Relationships, whether they be straight, homosexual, or anything else humans wish to call them, are vital to humanity surviving on the planet earth. Now I can tell you this, I have had two long term relationships with two wives.
One was my first wife which by law and history lasted twelve years and produced two daughters. I was in the Navy when I married her and I thought for sure it was the one that would last for all of my life. In the end it was her past and childhood and what her father did to her and her siblings, that ended it all. Sadly, the divorce affected not only both of us in different ways, but, it also affected our daughters, who were never the same. That first marriage I did all I could to try to save it, but, the situation was not my fault really and in the end I had no choice but to leave and protect myself from what I knew was coming. People who are sexually attacked and abused by their parents as children should never attempt to get married, I know they need love and deserve a decent life, but, they should consider the children they may have and the spouse they married when it all comes flooding back. In my first marriages cases there was no saving the marriage and the children suffered big time.
My second relationship I determined to never have children again, and to be a lot more careful, and always to be ready if it fell apart. Under those circumstances I learned, age means nothing, what does matter is open communication, caring, compromise, and a determination to make it work. I know because it has worked now for over a quarter of a century, my second wife and i have been married going on 19 years in September but we just passed the 26 year mark this Month of May 2019. Yes we lived together for seven years first, respected each others belongings and ways and learned to live with one another, never losing any emotional ties we have and that have grown stronger over time. Relationship may start from physical or mental attraction, they may develop out of physical need or out of emotional need, but in the end, it must be a two way street period. As long as you are grounded in a relationship that has love, respect, understanding, communication and compromise in it, it works. If you get to a point of selfishness, or anger, you should leave it before you or your partner of the relationship gets destroyed.
Relationships I have learned depend on certain things and I know I am repeating here, yet it is necessary all understand them.
- Some attraction either physical or mental must be present. Or Emotional Even.
- Open and honest communication at all times.
- Dedication to the relationship
- Compromise- it must be a two way street at all times.
These are the primaries for a good Relationship, add in listening and be patient and wala, you can make any relationship work. You can’t not listen, if you do, you will lose the relationship for sure.
I am proud of myself actually, for I did all the above in my second relationship and 26 years together has been great and we made it work.
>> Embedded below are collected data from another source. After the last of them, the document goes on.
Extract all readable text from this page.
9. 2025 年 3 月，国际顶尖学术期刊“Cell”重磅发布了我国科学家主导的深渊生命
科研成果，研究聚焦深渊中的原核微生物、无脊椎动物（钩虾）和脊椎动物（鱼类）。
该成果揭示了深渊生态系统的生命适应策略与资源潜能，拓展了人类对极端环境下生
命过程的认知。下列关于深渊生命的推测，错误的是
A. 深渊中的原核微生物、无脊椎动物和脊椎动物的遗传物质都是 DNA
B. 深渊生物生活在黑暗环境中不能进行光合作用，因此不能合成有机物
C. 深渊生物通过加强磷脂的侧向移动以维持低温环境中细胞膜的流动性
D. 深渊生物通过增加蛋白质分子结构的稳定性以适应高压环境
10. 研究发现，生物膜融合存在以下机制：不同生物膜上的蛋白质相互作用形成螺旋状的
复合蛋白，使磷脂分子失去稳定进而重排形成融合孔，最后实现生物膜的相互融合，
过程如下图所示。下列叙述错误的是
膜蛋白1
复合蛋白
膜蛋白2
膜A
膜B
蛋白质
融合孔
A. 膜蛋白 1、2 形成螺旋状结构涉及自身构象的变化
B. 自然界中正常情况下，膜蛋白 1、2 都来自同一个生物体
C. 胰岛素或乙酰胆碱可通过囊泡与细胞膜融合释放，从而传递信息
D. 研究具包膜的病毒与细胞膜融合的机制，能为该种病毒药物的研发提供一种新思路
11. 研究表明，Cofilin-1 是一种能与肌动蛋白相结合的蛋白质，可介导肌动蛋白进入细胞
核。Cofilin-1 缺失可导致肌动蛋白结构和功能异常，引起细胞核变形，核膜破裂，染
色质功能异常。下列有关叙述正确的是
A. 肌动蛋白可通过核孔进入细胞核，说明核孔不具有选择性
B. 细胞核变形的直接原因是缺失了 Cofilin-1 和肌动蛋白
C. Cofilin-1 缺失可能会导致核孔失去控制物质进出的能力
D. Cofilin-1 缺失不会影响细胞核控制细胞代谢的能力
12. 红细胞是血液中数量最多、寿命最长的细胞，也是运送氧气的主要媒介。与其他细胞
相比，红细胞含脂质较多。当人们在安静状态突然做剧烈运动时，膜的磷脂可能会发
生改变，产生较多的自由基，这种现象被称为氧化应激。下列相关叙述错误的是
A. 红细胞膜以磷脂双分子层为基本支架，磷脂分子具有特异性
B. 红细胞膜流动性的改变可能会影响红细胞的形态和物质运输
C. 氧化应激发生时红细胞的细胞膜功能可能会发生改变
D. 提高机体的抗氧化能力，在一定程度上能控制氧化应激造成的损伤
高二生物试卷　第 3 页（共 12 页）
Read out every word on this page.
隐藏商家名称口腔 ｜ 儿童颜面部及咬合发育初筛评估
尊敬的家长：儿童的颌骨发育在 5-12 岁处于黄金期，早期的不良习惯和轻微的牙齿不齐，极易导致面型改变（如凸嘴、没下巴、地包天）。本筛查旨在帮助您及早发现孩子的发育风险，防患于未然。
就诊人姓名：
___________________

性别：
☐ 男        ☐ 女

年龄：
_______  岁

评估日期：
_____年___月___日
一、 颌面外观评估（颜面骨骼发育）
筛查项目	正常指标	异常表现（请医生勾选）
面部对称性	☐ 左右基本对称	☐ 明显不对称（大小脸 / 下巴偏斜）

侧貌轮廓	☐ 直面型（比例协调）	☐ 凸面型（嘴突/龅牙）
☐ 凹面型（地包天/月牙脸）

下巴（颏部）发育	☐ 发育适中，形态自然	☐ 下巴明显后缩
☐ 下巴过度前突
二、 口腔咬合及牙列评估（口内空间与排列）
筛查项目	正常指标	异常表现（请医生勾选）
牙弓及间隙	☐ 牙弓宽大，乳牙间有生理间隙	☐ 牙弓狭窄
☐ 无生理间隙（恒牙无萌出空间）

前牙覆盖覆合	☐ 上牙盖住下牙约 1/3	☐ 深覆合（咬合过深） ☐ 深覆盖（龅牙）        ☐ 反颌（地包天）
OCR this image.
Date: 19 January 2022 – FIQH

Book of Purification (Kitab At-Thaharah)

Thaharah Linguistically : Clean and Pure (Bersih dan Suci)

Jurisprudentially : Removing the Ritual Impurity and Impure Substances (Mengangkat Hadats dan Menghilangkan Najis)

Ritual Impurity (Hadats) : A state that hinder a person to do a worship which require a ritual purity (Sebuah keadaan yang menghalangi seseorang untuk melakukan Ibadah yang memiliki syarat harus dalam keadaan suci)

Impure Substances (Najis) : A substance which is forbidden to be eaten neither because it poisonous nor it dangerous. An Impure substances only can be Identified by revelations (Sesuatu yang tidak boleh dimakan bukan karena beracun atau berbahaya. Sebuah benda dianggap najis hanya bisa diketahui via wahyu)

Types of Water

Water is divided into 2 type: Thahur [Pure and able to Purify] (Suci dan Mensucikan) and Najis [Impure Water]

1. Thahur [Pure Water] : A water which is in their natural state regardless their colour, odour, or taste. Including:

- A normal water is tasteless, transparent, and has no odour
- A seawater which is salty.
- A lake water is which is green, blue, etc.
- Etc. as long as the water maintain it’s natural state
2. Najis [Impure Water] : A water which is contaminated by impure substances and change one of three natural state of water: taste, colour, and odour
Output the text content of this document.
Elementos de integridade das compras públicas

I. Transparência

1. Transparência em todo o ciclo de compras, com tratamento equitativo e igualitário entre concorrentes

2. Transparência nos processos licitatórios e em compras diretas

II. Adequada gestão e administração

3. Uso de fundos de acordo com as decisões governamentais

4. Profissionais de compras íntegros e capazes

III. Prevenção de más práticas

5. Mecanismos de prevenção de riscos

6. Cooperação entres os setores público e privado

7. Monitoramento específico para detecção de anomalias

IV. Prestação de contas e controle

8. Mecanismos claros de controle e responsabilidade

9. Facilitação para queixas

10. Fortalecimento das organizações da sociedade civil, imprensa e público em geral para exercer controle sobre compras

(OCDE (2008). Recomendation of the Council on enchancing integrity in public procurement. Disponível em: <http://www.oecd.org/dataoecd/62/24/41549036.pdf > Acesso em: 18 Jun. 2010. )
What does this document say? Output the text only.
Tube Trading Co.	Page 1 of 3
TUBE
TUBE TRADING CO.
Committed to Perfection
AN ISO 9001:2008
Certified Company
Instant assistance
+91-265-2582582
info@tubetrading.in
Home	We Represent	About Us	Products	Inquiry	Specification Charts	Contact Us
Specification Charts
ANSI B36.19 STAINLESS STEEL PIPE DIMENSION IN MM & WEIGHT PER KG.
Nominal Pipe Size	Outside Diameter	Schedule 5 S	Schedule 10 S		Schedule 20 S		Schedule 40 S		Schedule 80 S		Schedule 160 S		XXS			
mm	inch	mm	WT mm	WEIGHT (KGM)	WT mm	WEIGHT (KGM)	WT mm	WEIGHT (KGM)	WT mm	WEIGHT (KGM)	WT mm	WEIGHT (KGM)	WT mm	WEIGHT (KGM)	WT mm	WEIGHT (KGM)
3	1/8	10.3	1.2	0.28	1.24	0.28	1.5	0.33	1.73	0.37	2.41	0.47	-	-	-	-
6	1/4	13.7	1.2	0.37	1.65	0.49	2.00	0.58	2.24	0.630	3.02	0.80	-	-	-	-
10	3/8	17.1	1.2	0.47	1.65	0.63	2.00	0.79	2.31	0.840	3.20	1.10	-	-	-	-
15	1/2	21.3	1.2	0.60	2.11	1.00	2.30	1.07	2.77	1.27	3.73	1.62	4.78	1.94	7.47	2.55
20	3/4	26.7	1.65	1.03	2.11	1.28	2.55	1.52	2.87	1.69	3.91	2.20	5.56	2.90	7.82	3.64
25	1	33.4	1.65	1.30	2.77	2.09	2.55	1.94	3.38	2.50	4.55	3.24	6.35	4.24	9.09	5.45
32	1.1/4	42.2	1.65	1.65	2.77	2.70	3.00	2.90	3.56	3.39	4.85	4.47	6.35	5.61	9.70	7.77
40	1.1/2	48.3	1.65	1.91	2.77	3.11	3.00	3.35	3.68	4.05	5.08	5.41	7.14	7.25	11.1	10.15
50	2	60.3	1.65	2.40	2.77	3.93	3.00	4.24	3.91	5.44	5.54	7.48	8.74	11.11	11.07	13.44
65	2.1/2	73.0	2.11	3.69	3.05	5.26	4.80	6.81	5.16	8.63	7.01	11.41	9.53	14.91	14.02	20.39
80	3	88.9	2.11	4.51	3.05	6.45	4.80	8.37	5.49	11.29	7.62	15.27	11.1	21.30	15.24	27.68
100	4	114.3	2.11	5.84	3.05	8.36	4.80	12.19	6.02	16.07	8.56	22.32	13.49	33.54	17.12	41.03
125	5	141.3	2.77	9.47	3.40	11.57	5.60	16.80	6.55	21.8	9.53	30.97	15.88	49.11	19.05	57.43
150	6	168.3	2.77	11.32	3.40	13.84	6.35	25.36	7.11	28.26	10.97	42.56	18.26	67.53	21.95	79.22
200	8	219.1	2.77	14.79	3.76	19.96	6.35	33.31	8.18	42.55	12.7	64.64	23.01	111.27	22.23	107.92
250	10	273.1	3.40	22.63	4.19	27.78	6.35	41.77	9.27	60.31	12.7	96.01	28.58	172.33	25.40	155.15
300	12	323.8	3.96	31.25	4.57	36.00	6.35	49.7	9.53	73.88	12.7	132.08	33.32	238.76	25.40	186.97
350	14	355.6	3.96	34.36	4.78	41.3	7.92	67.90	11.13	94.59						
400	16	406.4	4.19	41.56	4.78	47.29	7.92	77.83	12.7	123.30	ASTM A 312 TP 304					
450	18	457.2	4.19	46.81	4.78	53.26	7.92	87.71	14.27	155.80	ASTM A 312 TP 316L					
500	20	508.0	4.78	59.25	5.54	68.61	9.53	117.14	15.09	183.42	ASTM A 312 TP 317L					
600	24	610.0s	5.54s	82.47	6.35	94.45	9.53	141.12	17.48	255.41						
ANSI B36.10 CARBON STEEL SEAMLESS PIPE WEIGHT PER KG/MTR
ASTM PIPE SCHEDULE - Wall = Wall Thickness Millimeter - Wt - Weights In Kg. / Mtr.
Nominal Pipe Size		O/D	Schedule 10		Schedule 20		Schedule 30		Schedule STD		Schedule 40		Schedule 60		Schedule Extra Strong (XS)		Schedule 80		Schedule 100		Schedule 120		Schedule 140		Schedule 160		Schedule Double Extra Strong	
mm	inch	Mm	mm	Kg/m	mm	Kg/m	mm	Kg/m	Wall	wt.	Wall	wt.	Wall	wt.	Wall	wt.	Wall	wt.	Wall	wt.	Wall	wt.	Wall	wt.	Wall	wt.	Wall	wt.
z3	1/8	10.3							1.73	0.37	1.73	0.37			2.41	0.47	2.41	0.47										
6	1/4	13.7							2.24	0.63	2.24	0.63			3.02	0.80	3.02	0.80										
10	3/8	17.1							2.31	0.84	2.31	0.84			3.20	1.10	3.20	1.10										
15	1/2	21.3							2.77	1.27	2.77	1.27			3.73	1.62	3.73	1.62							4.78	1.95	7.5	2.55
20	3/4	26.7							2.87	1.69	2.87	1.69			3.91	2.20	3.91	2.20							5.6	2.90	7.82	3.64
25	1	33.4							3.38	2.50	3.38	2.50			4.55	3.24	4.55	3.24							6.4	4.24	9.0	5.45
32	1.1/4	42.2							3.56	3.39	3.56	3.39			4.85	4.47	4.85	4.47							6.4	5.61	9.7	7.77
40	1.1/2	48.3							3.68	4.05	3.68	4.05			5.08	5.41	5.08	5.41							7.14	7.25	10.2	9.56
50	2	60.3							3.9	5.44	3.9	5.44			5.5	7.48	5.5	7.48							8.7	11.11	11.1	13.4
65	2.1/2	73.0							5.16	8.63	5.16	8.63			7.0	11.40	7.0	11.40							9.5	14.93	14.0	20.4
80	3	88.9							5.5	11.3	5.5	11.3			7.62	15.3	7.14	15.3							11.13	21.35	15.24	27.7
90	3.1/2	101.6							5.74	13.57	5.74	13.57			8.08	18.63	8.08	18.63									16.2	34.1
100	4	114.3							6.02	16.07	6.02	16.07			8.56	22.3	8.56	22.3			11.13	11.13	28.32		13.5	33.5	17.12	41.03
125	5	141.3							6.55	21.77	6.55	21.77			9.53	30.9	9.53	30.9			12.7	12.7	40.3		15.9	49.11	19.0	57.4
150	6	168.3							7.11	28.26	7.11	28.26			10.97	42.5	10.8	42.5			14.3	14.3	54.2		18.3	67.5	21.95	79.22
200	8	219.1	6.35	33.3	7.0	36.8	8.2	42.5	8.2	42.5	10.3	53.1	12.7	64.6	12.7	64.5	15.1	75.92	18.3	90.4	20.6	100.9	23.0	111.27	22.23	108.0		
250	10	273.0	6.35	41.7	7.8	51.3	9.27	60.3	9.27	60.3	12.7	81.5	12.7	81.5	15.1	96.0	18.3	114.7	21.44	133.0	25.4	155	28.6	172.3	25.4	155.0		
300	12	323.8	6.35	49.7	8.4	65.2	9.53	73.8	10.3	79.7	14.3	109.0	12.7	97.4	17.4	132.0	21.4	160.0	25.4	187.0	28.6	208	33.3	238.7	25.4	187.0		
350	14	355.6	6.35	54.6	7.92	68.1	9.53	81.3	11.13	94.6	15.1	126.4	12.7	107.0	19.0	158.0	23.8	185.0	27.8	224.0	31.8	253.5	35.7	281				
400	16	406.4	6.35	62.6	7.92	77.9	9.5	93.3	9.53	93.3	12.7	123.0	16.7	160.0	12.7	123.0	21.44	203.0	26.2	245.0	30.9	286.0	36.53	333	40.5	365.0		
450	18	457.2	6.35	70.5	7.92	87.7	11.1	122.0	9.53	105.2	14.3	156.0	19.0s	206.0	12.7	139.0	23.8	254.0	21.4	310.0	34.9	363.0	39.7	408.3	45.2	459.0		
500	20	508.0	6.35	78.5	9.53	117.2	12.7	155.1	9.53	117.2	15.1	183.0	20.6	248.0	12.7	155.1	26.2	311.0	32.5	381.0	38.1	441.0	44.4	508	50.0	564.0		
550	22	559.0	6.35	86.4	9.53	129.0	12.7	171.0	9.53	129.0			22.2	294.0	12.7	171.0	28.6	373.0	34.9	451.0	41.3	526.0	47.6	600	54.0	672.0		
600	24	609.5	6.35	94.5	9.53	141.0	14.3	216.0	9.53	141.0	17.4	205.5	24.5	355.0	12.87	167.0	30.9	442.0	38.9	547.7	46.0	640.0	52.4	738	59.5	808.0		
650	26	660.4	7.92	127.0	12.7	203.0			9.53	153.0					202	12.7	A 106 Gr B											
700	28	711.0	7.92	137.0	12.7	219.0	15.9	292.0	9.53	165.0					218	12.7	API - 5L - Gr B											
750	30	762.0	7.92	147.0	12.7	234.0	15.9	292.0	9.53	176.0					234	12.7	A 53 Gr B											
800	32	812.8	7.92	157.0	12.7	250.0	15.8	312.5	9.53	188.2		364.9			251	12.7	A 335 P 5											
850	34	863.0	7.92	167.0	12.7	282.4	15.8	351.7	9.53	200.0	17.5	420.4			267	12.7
So, if you get in a relationship that last, do yourself a favor, never forget why you started it in the first place, and what attracted you to the other person in the first place. For if you remember that quality, and what attracted you to them in the first place you can always find it in them again and it will save it all for you in the end.
One thing to always remember about any relationship in life, love, no relationship lasts without working at it, to make it work. Don’t give up persistence pays off!
Dedication must be present also, I say this because I deal daily with a wife who has breast cancer turned to bone cancer now. I would never do what many others would do, which is run away from it. I will stay with her to her end I have no doubt, because our love has no bounds. If she should pass on me, I will be here to help her go gracefully and as painless as humanly possible, that folks is dedication, caring, and love.